Yatay zindanda ‘eyvah’ demeden

28 Şubat darbesine giden günlerde, Müslümanlar’a yapılan baskılara karşı durduğu için zindana atılan kardeşlerimizin mağduriyetlerinden bahsetmeye başladığım yazıma (Aydın Doğan’ın Evinde Kurulan Mahkeme) devam edeceğimi belirtmiştim. Ankara’daki patlama sebebiyle ara verdiğim gerçek gündemime tekrar dönebilirim.

Benim gündemim, zindanlardaki Müslümanlar. Hani derler ya “Dünyanın işi bitmez”, hâliyle dünyanın gündemi de bitmez. Bitmeyen gündemler arasında önceliğimiz mağduriyetler olması gerekmiyor mu? “Mağduriyet” kelimesinin yüklenemeyeceği, altında ezileceği 20 yıla varan zindan hayatlarından bahsediyorum.

Zamanla konuşmanın unutulduğu, pencere olmadığı için hep yakın mesafeye bakmak sebebiyle görme kabiliyetinin yitirildiği bir hayattan bahsediyorum. Bu yazdıklarım, en basit sağlık sorunları!.. Varın gerisini, kendi gündeminizi bir kenara bırakıp siz düşünün. Konuşmayı unutmamak için duvarla bağıra bağıra dertleşmeyi hiç denediniz mi? Bağırmamıza gelen gardiyanların mazgaldan bizlere bakarken “Bu da kafayı yedi” diye gülmeleri mapushaneleri çok yaşanılır kılıyor!

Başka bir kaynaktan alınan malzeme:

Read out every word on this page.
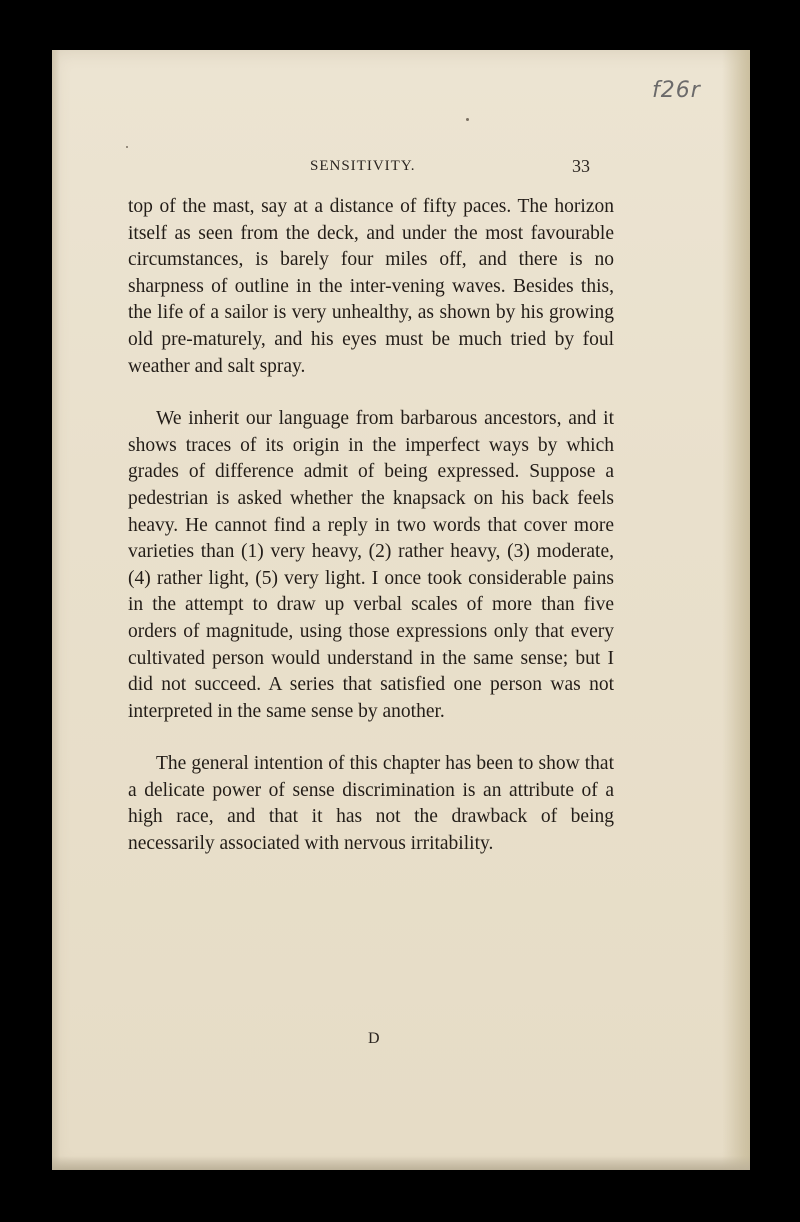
f26r
SENSITIVITY.	33

top of the mast, say at a distance of fifty paces. The horizon itself as seen from the deck, and under the most favourable circumstances, is barely four miles off, and there is no sharpness of outline in the inter-vening waves. Besides this, the life of a sailor is very unhealthy, as shown by his growing old pre-maturely, and his eyes must be much tried by foul weather and salt spray.

We inherit our language from barbarous ancestors, and it shows traces of its origin in the imperfect ways by which grades of difference admit of being expressed. Suppose a pedestrian is asked whether the knapsack on his back feels heavy. He cannot find a reply in two words that cover more varieties than (1) very heavy, (2) rather heavy, (3) moderate, (4) rather light, (5) very light. I once took considerable pains in the attempt to draw up verbal scales of more than five orders of magnitude, using those expressions only that every cultivated person would understand in the same sense; but I did not succeed. A series that satisfied one person was not interpreted in the same sense by another.

The general intention of this chapter has been to show that a delicate power of sense discrimination is an attribute of a high race, and that it has not the drawback of being necessarily associated with nervous irritability.

D
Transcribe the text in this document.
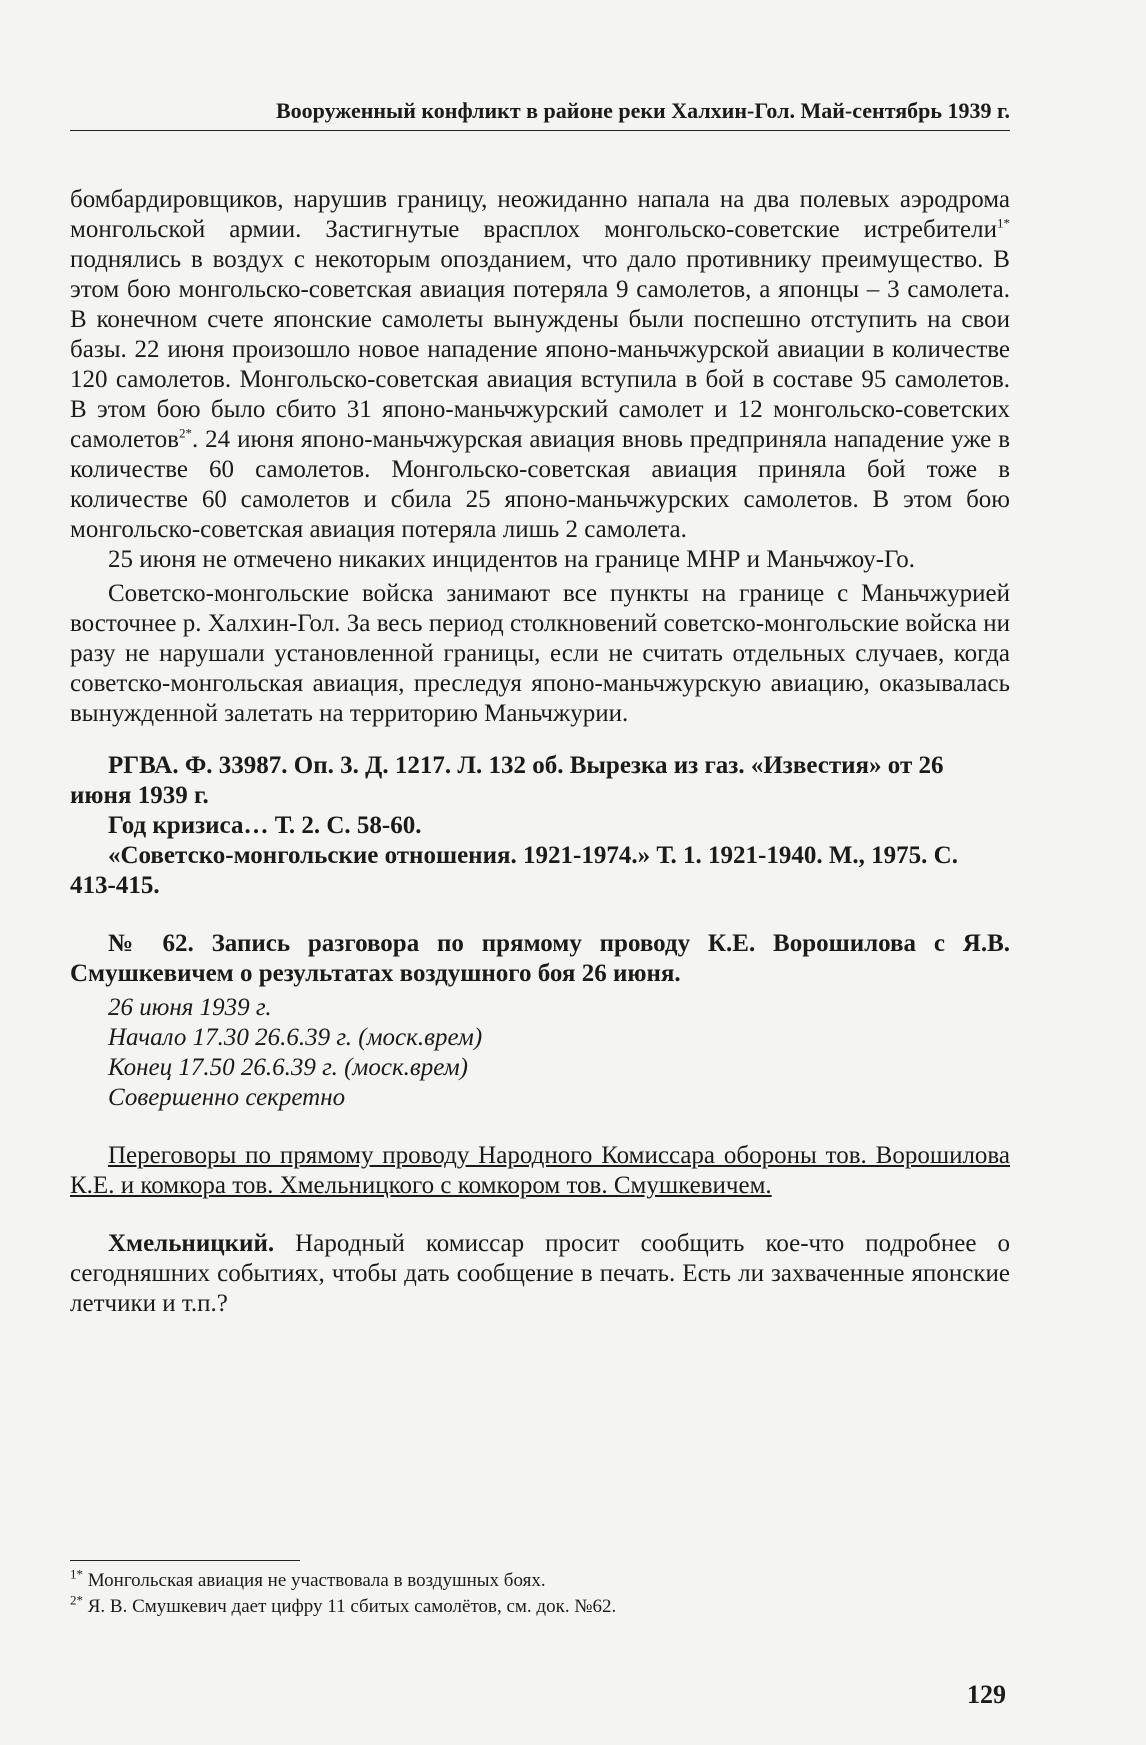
Вооруженный конфликт в районе реки Халхин-Гол. Май-сентябрь 1939 г.

бомбардировщиков, нарушив границу, неожиданно напала на два полевых аэродрома монгольской армии. Застигнутые врасплох монгольско-советские истребители$^{1*}$ поднялись в воздух с некоторым опозданием, что дало противнику преимущество. В этом бою монгольско-советская авиация потеряла 9 самолетов, а японцы – 3 самолета. В конечном счете японские самолеты вынуждены были поспешно отступить на свои базы. 22 июня произошло новое нападение японо-маньчжурской авиации в количестве 120 самолетов. Монгольско-советская авиация вступила в бой в составе 95 самолетов. В этом бою было сбито 31 японо-маньчжурский самолет и 12 монгольско-советских самолетов$^{2*}$. 24 июня японо-маньчжурская авиация вновь предприняла нападение уже в количестве 60 самолетов. Монгольско-советская авиация приняла бой тоже в количестве 60 самолетов и сбила 25 японо-маньчжурских самолетов. В этом бою монгольско-советская авиация потеряла лишь 2 самолета.

25 июня не отмечено никаких инцидентов на границе МНР и Маньчжоу-Го.

Советско-монгольские войска занимают все пункты на границе с Маньчжурией восточнее р. Халхин-Гол. За весь период столкновений советско-монгольские войска ни разу не нарушали установленной границы, если не считать отдельных случаев, когда советско-монгольская авиация, преследуя японо-маньчжурскую авиацию, оказывалась вынужденной залетать на территорию Маньчжурии.

РГВА. Ф. 33987. Оп. 3. Д. 1217. Л. 132 об. Вырезка из газ. «Известия» от 26 июня 1939 г.

Год кризиса… Т. 2. С. 58-60.

«Советско-монгольские отношения. 1921-1974.» Т. 1. 1921-1940. М., 1975. С. 413-415.

№ 62. Запись разговора по прямому проводу К.Е. Ворошилова с Я.В. Смушкевичем о результатах воздушного боя 26 июня.

26 июня 1939 г.

Начало 17.30 26.6.39 г. (моск.врем)

Конец 17.50 26.6.39 г. (моск.врем)

Совершенно секретно

Переговоры по прямому проводу Народного Комиссара обороны тов. Ворошилова К.Е. и комкора тов. Хмельницкого с комкором тов. Смушкевичем.

Хмельницкий. Народный комиссар просит сообщить кое-что подробнее о сегодняшних событиях, чтобы дать сообщение в печать. Есть ли захваченные японские летчики и т.п.?

$^{1*}$ Монгольская авиация не участвовала в воздушных боях.

$^{2*}$ Я. В. Смушкевич дает цифру 11 сбитых самолётов, см. док. №62.

129
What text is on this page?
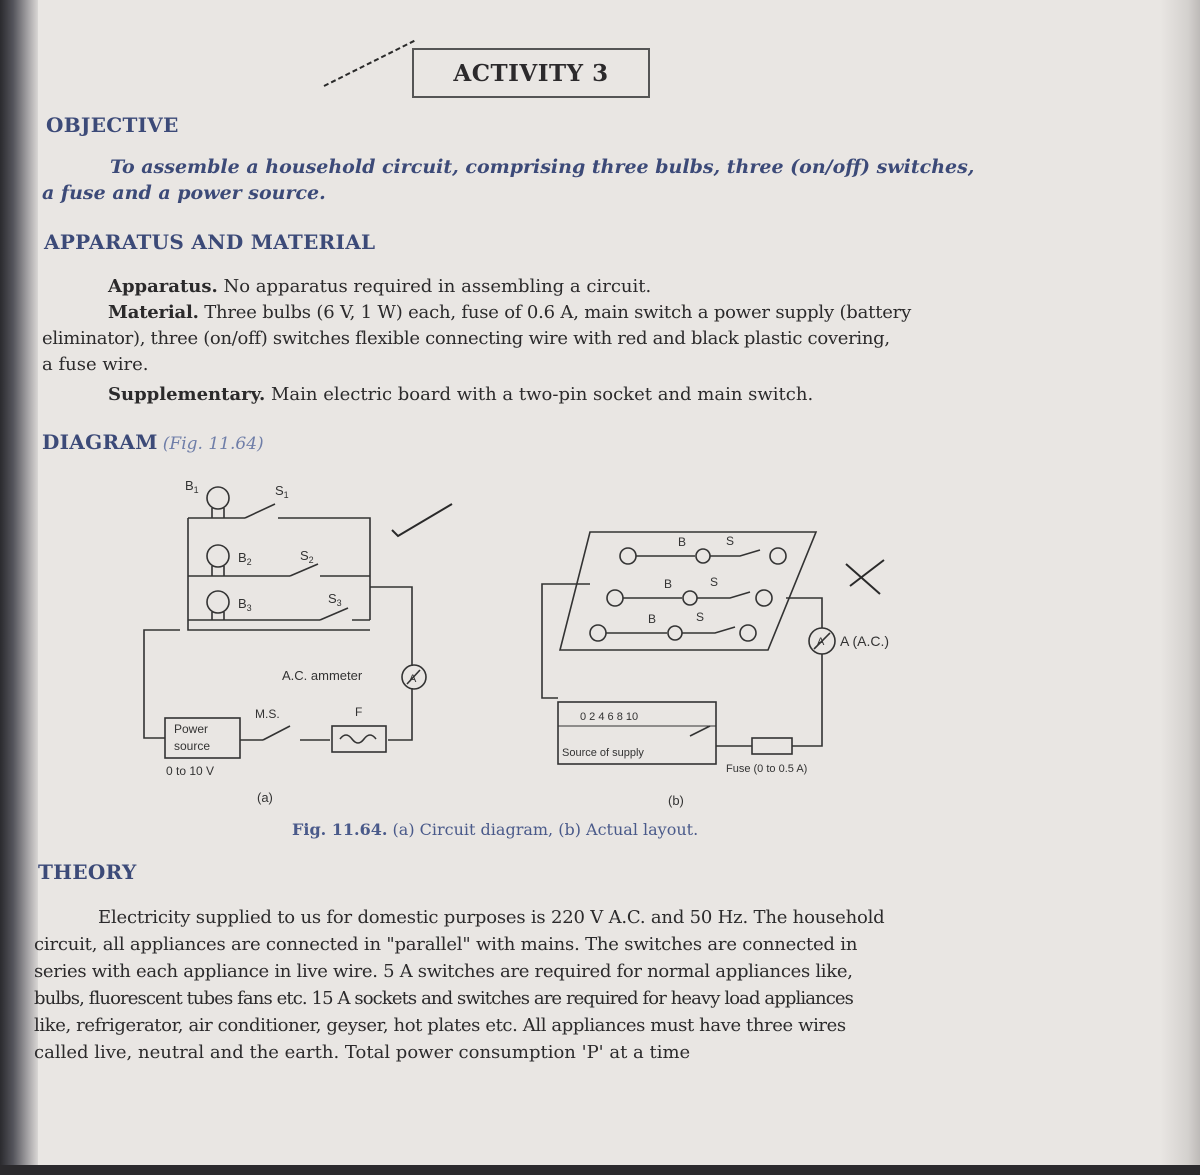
ACTIVITY 3
OBJECTIVE
To assemble a household circuit, comprising three bulbs, three (on/off) switches,
a fuse and a power source.
APPARATUS AND MATERIAL
Apparatus. No apparatus required in assembling a circuit.
Material. Three bulbs (6 V, 1 W) each, fuse of 0.6 A, main switch a power supply (battery
eliminator), three (on/off) switches flexible connecting wire with red and black plastic covering,
a fuse wire.
Supplementary. Main electric board with a two-pin socket and main switch.
DIAGRAM (Fig. 11.64)
$B_1$	$S_1$
$B_2$	$S_2$
$B_3$
$S_3$
A.C. ammeter	A
Power
source
0 to 10 V
M.S.	F
(a)
B	S
B	S
B	S
A (A.C.)
A
0 2 4 6 8 10
Source of supply
Fuse (0 to 0.5 A)
(b)
Fig. 11.64. (a) Circuit diagram, (b) Actual layout.
THEORY
Electricity supplied to us for domestic purposes is 220 V A.C. and 50 Hz. The household
circuit, all appliances are connected in "parallel" with mains. The switches are connected in
series with each appliance in live wire. 5 A switches are required for normal appliances like,
bulbs, fluorescent tubes fans etc. 15 A sockets and switches are required for heavy load appliances
like, refrigerator, air conditioner, geyser, hot plates etc. All appliances must have three wires
called live, neutral and the earth. Total power consumption 'P' at a time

Anlaşılan, o kalın zindan duvarlarından mahkûmların “Adalet istiyoruz” sesleri değil de gardiyanların gülmeleri geliyor dışarıdaki Müslümanlar’ın kulaklarına ki gündemlerinde zindandaki Müslümanlar yok. Ne garip! Kendine en uzak gördüğün şey aslında en yakın olandır. 10 yıllık hapislik hayatımda “Aklıma cezaevine girmek gelmezdi” diyen çok kişi gördüm. Nihayetinde etliye sütlüye karışmayan, “mutfakla helâ arasında bir hayat” süren bir adamın hapishanede ne işi olabilir değil mi? Oluyor işte... “Hocam sizlere yapılan zulümlerden hiç haberim yoktu burada öğrendim” diyen çok insan da gördüm; Allah’ın sevdiği kullarıymış ki zulmün farkına yatay zindana girmeden dikey zindanda vardılar. Hatalarını telafi etme şansları var! Ya yatay zindanda, kabirde “Müslüman kardeşlerin zindanda zulüm altındayken niye yardım etmedin” sorusuna muhatap olsaydı. Eyvah ki eyvah!..

Mütefekkir Salih Mirzabeyoğlu, yoğun işkencenin ardından getirildiği İstanbul DGM’de yaptığı tarihî savunmada mühim hatırlatmayı sizlerle paylaşmayı elzem görüyorum: “Yassıada mahkemeleri sırasında, konulduğu hücre için “burada insan nasıl yaşar?” diye serzenişte bulunan bir Milletvekili’ne, gardiyan “Aman efendim! Buralar sizin Meclis’teki oylarınızla yapıldı!” diyor... Kıssadan hisse!..” Hisse alabilene ne mutlu! Şu an yaşadığımız Fethullahçı Terör Örgütü vakası bile ne ibretlerle dolu. Yazdıkları bir haberle insanları cezaevlerine attıran ve yapacakları darbe sonrası cezaevlerinin yetmeyeceğini düşünüp yeni cezaevleri yaptırtan FETÖ mensupları şimdi nerede? Yaptıkları cezaevlerinde “Buralar da amma kötü yerlermiş” diye hayıflanarak volta atıyorlar; kendi yapan ağlamaz!..

Her şeyin her şeyle alâkası içinde, zindandaki Müslümanlar’ın analarının, çocuklarının 20 yıldır döktükleri gözyaşları üzerimize bela yağmuru olarak yağıyor olabilir mi! Bu gözyaşlarını silersek Anadolu üzerindeki bela yağmurunu dindirmiş olmaz mıyız! Ne dersiniz hacı ağabeyler, şallı ablalar... Bana sorarsanız, bir düşünün derim!